D.C. City Council member John Ray, another Democratic candidate for mayor, said Harris has conducted a negative campaign, attacking Barry's performance and record without indicating what she would do differently.
"Anyone can call a press conference and show off dilapidated housing in the city," said Ray, who has issued three major campaign position papers since March 18. "But just criticizing past performance doesn't solve the problem."
Said Council member Charlene Drew Jarvis (D-Ward 4), who also is seeking the nomination: "It certainly is characteristic of Mrs. Harris as a candidate not to have specific proposals and solutions."
Harris said yesterday that she would not be rushed into releasing a long-promised series of campaign position papers.
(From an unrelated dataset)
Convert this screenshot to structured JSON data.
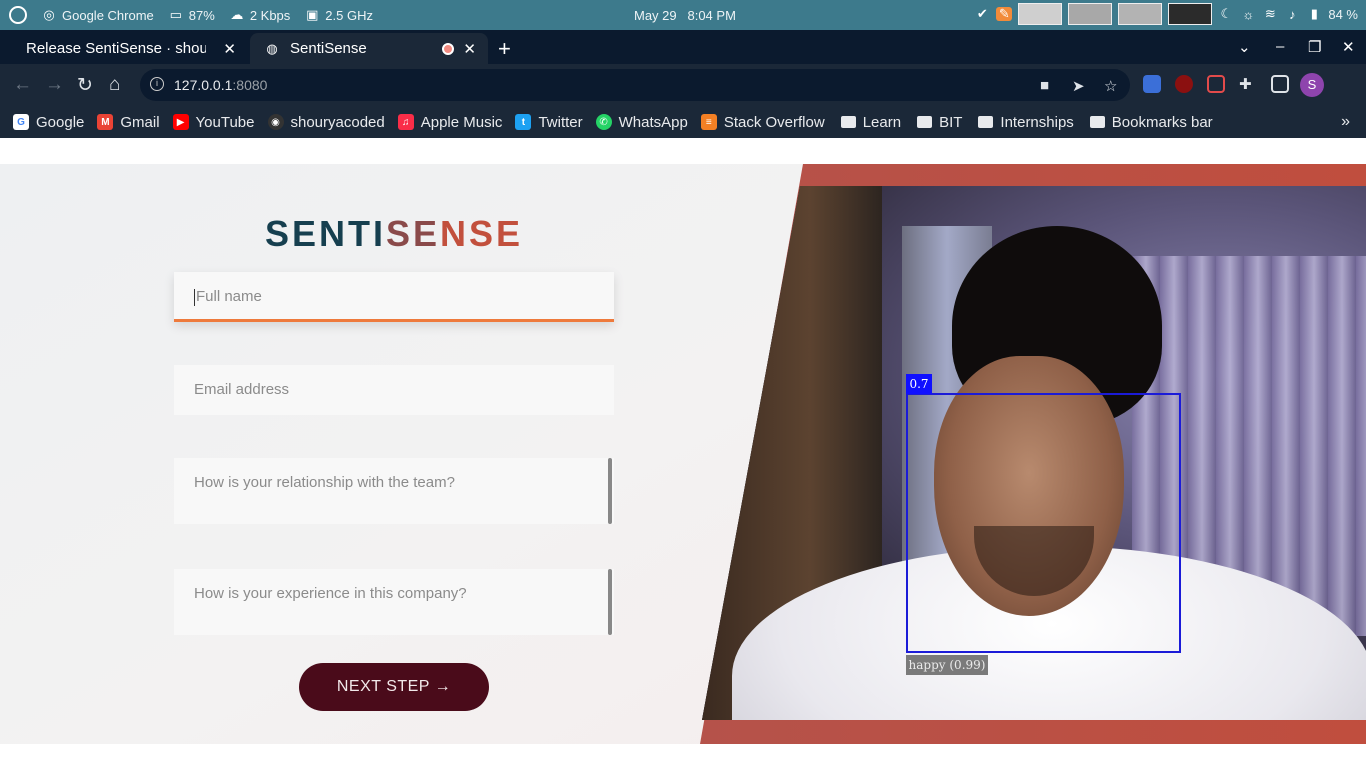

She said there would be plenty of time for that before the Sept. 14 primary.
"I make my own schedule," she said.
Harris arrived at the press conference clutching the hands of two little children who live in the neighborhood. Mary Williams, president of the Fort Dupont Resident Council, endorsed Harris for mayor during the press conference.
"We are not one-issue voters, but housing is our most pressing problem and she [Harris] has administrative experience--she knows HUD," Williams said.
Harris complained that the city's Property Management Administration (PMA) has done a woefully inadequate job of responding to residents' complaints about broken door locks, leaky roofs and ceilings, flooding and trash and broken glass strewn on the grounds.
Sidney Glee, the head of PMA, said yesterday that Harris was "extremely off the mark" in criticizing the Barry administration's application for federal operating subsidies.
Glee said the city applied for the 1982 subsidy in a timely fashion but that a dispute between the city and HUD over the level of funding and the disposition of the public housing authority's long-standing debt resulted in a delay in HUD disbursing the funds.
Public housing authorities in major cities throughout the country have wrangled with HUD this year over subsidy funding levels. Although Congress has appropriated funds for the subsidy program, HUD has held back much of those funds.
"It's not just the D.C. housing authority facing that problem," explained a staff assistant to the House Banking, Finance and Urban Affairs Committee, which oversees the subsidy. "It's all of them."